Coronary heart disease (CHD) mortality in the UK since the late 1970s has declined more markedly among higher socioeconomic groups. However, little is known about changes in coronary risk factors in different socioeconomic groups. This study examined whether changes in established coronary risk factors in Britain over 20 years between 1978-80 and 1998-2000 differed between socioeconomic groups.

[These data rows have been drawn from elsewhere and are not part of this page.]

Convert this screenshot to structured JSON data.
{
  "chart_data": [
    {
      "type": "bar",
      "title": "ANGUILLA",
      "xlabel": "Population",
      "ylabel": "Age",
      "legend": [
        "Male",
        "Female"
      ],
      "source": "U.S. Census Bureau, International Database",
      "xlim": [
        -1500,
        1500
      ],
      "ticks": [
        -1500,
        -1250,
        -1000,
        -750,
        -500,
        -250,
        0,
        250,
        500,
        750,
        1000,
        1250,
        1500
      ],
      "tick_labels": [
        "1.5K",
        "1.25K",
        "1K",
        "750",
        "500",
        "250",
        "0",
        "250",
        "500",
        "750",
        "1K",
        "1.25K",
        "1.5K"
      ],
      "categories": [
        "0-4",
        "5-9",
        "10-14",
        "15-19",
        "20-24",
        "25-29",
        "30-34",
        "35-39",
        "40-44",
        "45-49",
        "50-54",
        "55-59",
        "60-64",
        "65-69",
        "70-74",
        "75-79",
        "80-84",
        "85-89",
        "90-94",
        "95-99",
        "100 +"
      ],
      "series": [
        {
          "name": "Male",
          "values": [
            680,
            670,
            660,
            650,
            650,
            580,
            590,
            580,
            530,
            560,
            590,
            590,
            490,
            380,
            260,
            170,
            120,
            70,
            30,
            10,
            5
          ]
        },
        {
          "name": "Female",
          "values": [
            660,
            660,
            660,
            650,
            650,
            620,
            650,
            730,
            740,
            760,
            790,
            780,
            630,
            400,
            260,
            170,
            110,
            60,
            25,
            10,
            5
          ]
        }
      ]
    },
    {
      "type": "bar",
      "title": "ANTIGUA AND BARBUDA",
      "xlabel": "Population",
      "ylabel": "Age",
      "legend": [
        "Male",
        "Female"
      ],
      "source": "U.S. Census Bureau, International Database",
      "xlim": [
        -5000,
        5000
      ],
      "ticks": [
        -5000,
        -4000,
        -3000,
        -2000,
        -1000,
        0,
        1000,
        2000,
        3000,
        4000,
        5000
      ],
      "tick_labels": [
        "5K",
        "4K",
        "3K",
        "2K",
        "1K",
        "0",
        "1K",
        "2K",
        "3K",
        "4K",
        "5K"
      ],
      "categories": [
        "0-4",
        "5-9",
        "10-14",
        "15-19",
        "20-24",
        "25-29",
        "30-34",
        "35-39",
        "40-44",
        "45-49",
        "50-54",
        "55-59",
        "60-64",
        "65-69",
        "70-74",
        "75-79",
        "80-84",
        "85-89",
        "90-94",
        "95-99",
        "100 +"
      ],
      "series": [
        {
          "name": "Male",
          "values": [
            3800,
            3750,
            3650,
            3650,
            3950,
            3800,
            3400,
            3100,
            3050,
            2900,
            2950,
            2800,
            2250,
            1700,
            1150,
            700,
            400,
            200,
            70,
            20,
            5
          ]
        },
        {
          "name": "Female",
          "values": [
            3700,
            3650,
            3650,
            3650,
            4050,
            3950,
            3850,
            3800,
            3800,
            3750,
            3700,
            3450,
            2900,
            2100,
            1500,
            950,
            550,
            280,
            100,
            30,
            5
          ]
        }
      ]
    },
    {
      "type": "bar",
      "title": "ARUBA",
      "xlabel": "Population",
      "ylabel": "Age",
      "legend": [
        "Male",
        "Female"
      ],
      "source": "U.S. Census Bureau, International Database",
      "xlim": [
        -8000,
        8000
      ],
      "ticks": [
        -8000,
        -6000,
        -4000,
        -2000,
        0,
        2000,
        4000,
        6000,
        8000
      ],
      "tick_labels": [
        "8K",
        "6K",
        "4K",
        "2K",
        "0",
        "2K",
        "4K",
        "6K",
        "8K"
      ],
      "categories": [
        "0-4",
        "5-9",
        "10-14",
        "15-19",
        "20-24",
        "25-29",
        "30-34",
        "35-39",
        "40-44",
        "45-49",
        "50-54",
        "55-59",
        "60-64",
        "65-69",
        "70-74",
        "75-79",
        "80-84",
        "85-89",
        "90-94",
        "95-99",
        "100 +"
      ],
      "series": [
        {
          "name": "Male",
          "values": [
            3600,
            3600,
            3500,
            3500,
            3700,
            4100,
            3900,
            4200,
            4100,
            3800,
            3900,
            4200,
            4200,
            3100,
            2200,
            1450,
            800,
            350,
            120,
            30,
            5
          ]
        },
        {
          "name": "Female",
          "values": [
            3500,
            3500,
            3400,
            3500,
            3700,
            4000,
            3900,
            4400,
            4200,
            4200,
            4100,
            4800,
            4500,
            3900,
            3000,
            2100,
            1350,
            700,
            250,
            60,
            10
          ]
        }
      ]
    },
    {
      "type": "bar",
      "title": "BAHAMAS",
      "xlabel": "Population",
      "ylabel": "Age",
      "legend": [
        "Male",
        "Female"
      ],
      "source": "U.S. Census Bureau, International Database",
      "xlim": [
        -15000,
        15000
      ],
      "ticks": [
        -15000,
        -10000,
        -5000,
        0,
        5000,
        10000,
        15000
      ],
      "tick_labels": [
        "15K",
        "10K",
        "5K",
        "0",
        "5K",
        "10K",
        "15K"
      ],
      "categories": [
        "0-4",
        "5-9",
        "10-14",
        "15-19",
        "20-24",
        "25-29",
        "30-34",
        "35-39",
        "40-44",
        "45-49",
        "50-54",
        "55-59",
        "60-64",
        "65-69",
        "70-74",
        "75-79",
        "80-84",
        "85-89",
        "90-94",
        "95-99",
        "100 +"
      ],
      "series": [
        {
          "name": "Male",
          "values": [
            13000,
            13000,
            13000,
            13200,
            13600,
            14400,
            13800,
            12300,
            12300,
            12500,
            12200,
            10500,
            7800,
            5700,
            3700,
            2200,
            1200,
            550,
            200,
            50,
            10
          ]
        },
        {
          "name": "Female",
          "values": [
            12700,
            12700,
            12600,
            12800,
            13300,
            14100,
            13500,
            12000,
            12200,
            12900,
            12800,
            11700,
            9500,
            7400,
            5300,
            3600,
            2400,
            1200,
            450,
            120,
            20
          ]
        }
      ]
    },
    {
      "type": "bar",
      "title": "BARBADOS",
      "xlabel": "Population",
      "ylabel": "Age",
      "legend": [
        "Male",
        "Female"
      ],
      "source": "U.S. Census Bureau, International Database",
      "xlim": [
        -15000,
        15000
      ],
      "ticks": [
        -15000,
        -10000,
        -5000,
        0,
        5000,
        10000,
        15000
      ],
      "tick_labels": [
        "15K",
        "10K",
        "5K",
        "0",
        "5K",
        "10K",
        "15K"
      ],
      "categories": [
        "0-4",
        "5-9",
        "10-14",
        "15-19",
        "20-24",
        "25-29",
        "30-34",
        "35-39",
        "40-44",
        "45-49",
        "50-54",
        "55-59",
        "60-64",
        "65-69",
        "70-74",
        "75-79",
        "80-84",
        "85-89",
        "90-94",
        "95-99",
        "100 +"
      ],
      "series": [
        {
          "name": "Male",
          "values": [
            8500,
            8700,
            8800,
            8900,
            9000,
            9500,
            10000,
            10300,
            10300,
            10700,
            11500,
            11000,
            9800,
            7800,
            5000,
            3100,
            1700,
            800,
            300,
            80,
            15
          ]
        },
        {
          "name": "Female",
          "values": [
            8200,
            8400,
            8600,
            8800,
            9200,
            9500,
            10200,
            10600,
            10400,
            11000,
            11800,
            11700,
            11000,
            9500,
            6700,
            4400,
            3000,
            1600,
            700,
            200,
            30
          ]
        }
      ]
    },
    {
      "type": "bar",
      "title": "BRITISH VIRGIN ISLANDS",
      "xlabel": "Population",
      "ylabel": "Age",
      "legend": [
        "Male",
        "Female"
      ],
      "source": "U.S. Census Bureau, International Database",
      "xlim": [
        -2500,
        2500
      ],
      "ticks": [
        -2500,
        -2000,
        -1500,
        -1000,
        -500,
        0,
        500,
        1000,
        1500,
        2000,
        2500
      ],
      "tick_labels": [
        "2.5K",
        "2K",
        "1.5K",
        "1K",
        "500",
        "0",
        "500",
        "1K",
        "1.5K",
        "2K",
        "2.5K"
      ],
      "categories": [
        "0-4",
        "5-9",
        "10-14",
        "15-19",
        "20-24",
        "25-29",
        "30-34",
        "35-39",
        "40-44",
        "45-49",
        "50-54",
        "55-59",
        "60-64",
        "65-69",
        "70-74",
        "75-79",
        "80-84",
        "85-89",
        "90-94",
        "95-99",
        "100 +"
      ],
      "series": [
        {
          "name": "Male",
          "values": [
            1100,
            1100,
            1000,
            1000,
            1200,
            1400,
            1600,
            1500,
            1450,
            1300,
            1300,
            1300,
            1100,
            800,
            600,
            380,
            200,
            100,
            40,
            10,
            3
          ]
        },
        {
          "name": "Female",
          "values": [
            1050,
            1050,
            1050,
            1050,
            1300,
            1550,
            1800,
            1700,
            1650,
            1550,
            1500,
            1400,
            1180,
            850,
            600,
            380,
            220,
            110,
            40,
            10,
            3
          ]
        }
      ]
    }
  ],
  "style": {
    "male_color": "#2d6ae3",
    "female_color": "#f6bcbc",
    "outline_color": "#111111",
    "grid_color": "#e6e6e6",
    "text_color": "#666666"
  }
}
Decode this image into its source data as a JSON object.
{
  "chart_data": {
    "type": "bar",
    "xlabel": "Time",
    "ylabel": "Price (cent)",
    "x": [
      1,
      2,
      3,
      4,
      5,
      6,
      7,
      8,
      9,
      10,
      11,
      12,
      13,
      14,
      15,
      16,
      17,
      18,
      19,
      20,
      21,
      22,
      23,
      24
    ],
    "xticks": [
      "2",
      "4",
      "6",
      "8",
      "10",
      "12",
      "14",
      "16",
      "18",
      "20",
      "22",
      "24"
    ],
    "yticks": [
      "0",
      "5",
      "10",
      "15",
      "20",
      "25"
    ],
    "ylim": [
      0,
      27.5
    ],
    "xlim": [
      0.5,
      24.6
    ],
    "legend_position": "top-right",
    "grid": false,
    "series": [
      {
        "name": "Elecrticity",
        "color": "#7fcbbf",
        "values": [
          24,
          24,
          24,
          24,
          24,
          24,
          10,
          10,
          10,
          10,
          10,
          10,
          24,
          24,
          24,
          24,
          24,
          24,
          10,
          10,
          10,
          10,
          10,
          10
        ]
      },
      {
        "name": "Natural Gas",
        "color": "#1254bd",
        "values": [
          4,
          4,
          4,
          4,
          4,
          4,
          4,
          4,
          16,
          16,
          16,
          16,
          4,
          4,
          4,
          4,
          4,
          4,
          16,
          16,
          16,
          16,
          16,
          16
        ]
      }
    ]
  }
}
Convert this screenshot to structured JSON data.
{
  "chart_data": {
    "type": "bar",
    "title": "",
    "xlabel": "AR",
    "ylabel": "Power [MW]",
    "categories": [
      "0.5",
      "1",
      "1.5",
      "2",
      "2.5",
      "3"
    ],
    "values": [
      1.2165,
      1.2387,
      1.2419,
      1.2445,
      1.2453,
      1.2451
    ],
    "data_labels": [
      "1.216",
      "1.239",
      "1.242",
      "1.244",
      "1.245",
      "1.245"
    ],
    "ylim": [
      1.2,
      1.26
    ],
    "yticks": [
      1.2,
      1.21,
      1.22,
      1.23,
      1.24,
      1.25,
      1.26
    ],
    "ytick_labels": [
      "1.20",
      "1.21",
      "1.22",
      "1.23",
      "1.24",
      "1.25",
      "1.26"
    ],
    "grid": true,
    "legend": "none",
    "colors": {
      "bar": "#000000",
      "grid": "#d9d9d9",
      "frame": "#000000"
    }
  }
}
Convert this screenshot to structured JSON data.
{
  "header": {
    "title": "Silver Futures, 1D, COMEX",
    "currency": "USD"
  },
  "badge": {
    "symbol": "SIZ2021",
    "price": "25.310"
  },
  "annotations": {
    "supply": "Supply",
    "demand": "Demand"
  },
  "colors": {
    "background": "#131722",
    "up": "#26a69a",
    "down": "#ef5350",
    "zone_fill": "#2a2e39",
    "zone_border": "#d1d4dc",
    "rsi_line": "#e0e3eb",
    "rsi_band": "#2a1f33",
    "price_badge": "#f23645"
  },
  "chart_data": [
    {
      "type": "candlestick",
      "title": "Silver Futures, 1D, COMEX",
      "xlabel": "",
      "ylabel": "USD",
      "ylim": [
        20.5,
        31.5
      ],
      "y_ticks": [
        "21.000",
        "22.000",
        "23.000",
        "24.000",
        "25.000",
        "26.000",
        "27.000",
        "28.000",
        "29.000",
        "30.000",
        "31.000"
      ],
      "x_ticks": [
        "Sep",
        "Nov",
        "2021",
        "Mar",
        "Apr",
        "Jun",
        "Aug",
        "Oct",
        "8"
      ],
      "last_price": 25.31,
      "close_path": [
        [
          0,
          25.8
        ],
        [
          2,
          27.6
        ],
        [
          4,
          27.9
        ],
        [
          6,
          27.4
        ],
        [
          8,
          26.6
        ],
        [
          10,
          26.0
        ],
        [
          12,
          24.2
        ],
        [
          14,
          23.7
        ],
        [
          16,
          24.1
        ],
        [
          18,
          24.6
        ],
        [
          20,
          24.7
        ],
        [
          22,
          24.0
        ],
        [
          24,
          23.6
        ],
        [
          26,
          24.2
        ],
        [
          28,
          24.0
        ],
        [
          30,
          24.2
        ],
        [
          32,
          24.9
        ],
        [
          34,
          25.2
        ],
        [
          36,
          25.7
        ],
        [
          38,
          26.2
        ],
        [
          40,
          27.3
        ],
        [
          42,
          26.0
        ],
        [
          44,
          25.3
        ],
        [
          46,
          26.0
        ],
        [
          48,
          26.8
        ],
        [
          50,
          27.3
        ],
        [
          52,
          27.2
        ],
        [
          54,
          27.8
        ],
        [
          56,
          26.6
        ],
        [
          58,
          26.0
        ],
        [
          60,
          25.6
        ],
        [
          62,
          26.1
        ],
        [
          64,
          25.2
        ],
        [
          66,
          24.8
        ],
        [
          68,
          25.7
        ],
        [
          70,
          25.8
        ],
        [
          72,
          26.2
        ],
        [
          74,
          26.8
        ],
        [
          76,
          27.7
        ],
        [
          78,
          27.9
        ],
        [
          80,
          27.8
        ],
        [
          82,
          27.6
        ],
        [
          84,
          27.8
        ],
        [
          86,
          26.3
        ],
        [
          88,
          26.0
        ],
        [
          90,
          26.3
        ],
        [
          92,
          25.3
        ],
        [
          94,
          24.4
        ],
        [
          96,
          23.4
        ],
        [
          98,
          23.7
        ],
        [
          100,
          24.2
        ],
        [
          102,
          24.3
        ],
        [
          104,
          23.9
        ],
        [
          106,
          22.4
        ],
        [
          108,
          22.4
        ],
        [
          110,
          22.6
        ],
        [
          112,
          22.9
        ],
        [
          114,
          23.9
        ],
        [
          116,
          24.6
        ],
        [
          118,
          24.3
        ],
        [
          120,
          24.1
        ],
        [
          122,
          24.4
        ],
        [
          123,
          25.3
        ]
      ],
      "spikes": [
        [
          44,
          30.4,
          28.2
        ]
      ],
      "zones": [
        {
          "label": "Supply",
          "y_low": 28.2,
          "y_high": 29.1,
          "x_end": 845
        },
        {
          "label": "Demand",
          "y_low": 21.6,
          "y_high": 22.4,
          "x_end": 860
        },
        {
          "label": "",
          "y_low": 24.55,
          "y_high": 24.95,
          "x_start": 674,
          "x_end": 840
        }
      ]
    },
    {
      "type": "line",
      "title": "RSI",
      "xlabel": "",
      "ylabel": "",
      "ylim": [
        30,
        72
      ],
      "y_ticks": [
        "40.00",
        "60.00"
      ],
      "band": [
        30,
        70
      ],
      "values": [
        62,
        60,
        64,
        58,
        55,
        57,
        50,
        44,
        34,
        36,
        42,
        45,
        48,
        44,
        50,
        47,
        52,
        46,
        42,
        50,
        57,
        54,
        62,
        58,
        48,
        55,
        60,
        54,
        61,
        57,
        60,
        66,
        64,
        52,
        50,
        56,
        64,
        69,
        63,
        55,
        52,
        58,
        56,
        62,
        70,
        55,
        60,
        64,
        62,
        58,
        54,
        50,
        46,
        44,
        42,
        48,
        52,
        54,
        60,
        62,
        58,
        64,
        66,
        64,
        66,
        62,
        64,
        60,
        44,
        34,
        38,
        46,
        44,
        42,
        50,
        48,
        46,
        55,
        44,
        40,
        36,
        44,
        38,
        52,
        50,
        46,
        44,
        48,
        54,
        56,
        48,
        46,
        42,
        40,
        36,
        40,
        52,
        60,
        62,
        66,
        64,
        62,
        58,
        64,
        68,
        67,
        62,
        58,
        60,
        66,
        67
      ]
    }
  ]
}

A socioeconomically representative cohort of 7735 British men aged 40-59 years was followed-up from 1978-80 to 1998-2000; data on blood pressure (BP), cholesterol, body mass index (BMI) and cigarette smoking were collected at both points in 4252 survivors. Social class was based on longest-held occupation in middle-age. Compared with men in non-manual occupations, men in manual occupations experienced a greater increase in BMI (mean difference = 0.33 kg/m(2); 95%CI 0.14-0.53; p for interaction = 0.001), a smaller decline in non-HDL cholesterol (difference in mean change = 0.18 mmol/l; 95%CI 0.11-0.25, p for interaction≤0.0001) and a smaller increase in HDL cholesterol (difference in mean change = 0.04 mmol/l; 95%CI 0.02-0.06, p for interaction≤0.0001). However, mean systolic BP declined more in manual than non-manual groups (difference in mean change = 3.6; 95%CI 2.1-5.1, p for interaction≤0.0001). The odds of being a current smoker in 1978-80 and 1998-2000 did not differ between non-manual and manual social classes (p for interaction = 0.51).


Several key risk factors for CHD and type 2 diabetes showed less favourable changes in men in manual occupations. Continuing priority is needed to improve adverse cardiovascular risk profiles in socially disadvantaged groups in the UK.